Oleh: Ratna Ajeng Tejomukti
Lebih baik tidak menggunakan minyak goreng lebih dari tiga kali.
Siapa yang tidak suka tempe dan tahu goreng saat hujan dan udara dingin? Sebagian masyarakat Indonesia menyukai jenis makanan yang satu itu, baik untuk teman makan nasi maupun camilan. Kita tidak sulit menemukan penjual gorengan di sekitar rumah.
Tetapi, pernahkah terbesit dalam benak Anda dari mana asal minyak goreng yang digunakan. Apakah minyak baru atau minyak bekas yang sering disebut minyak jelantah? Lalu, amankah sering menggunakan minyak jelantah?
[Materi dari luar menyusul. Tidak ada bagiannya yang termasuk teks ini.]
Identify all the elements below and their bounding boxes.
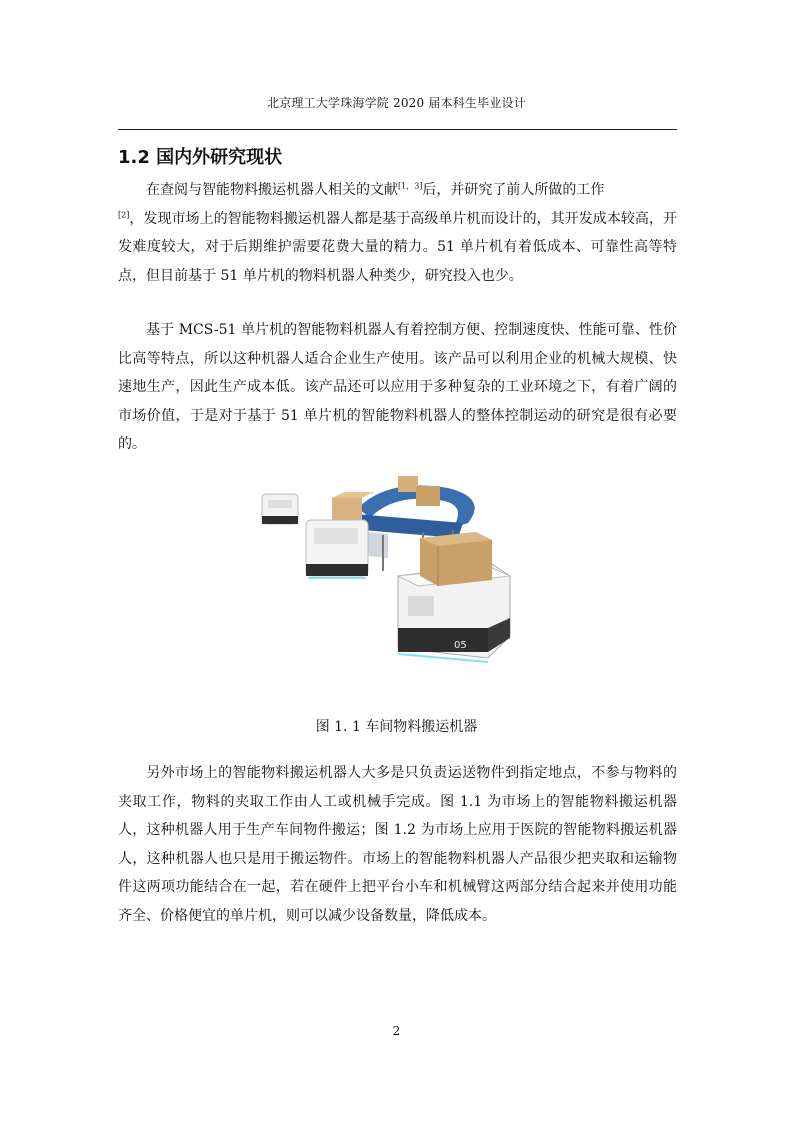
paragraph-2-text: 基于 MCS-51 单片机的智能物料机器人有着控制方便、控制速度快、性能可靠、性价比高等特点，所以这种机器人适合企业生产使用。该产品可以利用企业的机械大规模、快速地生产，因此生产成本低。该产品还可以应用于多种复杂的工业环境之下，有着广阔的市场价值，于是对于基于 51 单片机的智能物料机器人的整体控制运动的研究是很有必要的。 <box>118 322 677 452</box>
paragraph-3 <box>118 759 677 930</box>
paragraph-1-text-a: 在查阅与智能物料搬运机器人相关的文献 <box>146 182 398 198</box>
box-on-robot <box>420 532 492 586</box>
citation-1-3: [1，3] <box>398 181 423 191</box>
page-number: 2 <box>392 1024 401 1038</box>
paragraph-1 <box>118 176 677 290</box>
paragraph-3-text: 另外市场上的智能物料搬运机器人大多是只负责运送物件到指定地点，不参与物料的夹取工作，物料的夹取工作由人工或机械手完成。图 1.1 为市场上的智能物料搬运机器人，这种机器人用于生产车间物件搬运；图 1.2 为市场上应用于医院的智能物料搬运机器人，这种机器人也只是用于搬运物件。市场上的智能物料机器人产品很少把夹取和运输物件这两项功能结合在一起，若在硬件上把平台小车和机械臂这两部分结合起来并使用功能齐全、价格便宜的单片机，则可以减少设备数量，降低成本。 <box>118 765 677 924</box>
paragraph-1-text-b: 后，并研究了前人所做的工作 <box>422 182 605 198</box>
robot-far-left <box>262 494 298 524</box>
citation-2: [2] <box>118 209 130 219</box>
paragraph-1-text-c: ，发现市场上的智能物料搬运机器人都是基于高级单片机而设计的，其开发成本较高，开发难度较大，对于后期维护需要花费大量的精力。51 单片机有着低成本、可靠性高等特点，但目前基于 51 单片机的物料机器人种类少，研究投入也少。 <box>118 210 677 284</box>
page-header: 北京理工大学珠海学院 2020 届本科生毕业设计 <box>267 96 526 110</box>
figure-caption: 图 1. 1 车间物料搬运机器 <box>315 719 478 735</box>
header-rule <box>118 129 677 130</box>
paragraph-2 <box>118 316 677 459</box>
robot-number-label: 05 <box>454 640 467 651</box>
figure-robots-image <box>248 468 532 708</box>
robot-middle <box>306 520 368 578</box>
section-heading: 1.2 国内外研究现状 <box>118 147 283 168</box>
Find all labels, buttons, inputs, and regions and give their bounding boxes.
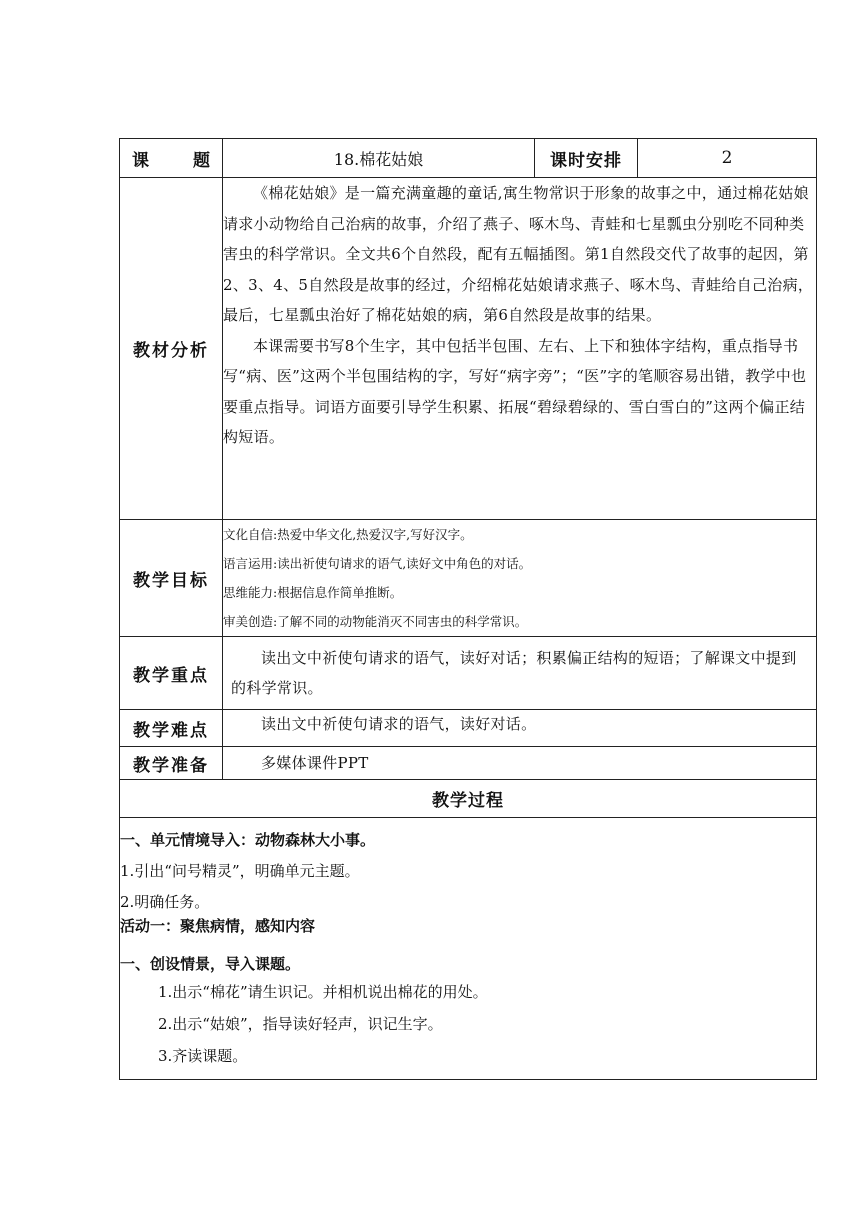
goal-item: 思维能力:根据信息作简单推断。 [223, 585, 403, 600]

Anggota Majelis Pertimbangan Kesehatan dan Syarak Kementerian Kesehatan Anna Roswiem mengatakan, penjual gorengan sering menggunakan minyak secara berulang-ulang yang sering disebut minyak jelantah. Secara Islami minyak tersebut tidak tayib karena banyak mengandung radikal bebas.
“Banyak zat beracun atau karsinogen yang terkandung dalam minyak jelantah yang digunakan lebih dari tiga kali,” ujar mantan pengurus LPPOM MUI ini. Karsinogen sangat berbahaya bagi tubuh dan dapat menyebabkan kanker.
Selain itu, menurut Anna, minyak mengandung lemak jenuh apabila dipanaskan. Sehingga, dapat menyebabkan batuk baik bagi anak-anak maupun orang dewasa.
Sedangkan, terkait kehalalan minyak jelantah, ada beberapa titik kritis yang perlu diperhatikan. “Biasanya mereka sering mendapatkan minyak goreng hasil pemurnian ulang dari restoran cepat saji dengan harga yang lebih murah,” ujar Anna.
Minyak hasil pemurnian ulang tersebut rentan sekali kehalalannya. Minyak hasil menggoreng makanan di restoran cepat saji disaring dan dibersihkan, baik oleh pihak restoran maupun dilakukan sendiri oleh penjual gorengan.
Kita harus meneliti sumber minyak tersebut dari bahan haram ataupun tidak. “Jika minyak tersebut bekas menggoreng daging babi atau makanan haram lainnya maka jelas haram,” katanya.
Kedua, minyak tersebut pernah digunakan untuk menggoreng daging hewan halal, seperti ayam dan sapi. Tetapi, perlu diketahui benarkah cara penyembelihan daging hewan tersebut.
Selain berdasarkan sumbernya, minyak jelantah tersebut dapat menjadi haram dari bahan tambahan saat proses pemurnian. “Minyak jelantah yang dijual ke tukang gorengan biasanya disaring menggunakan karbon aktif,” ujarnya.
Karbon aktif tersebut perlu diketahui dengan jelas berasal dari tumbuhan atau hewani. Karbon aktif berasal dari tumbuhan jelas halal, tetapi karbon aktif dari hewan dapat berasal dari hewan halal maupun yang haram.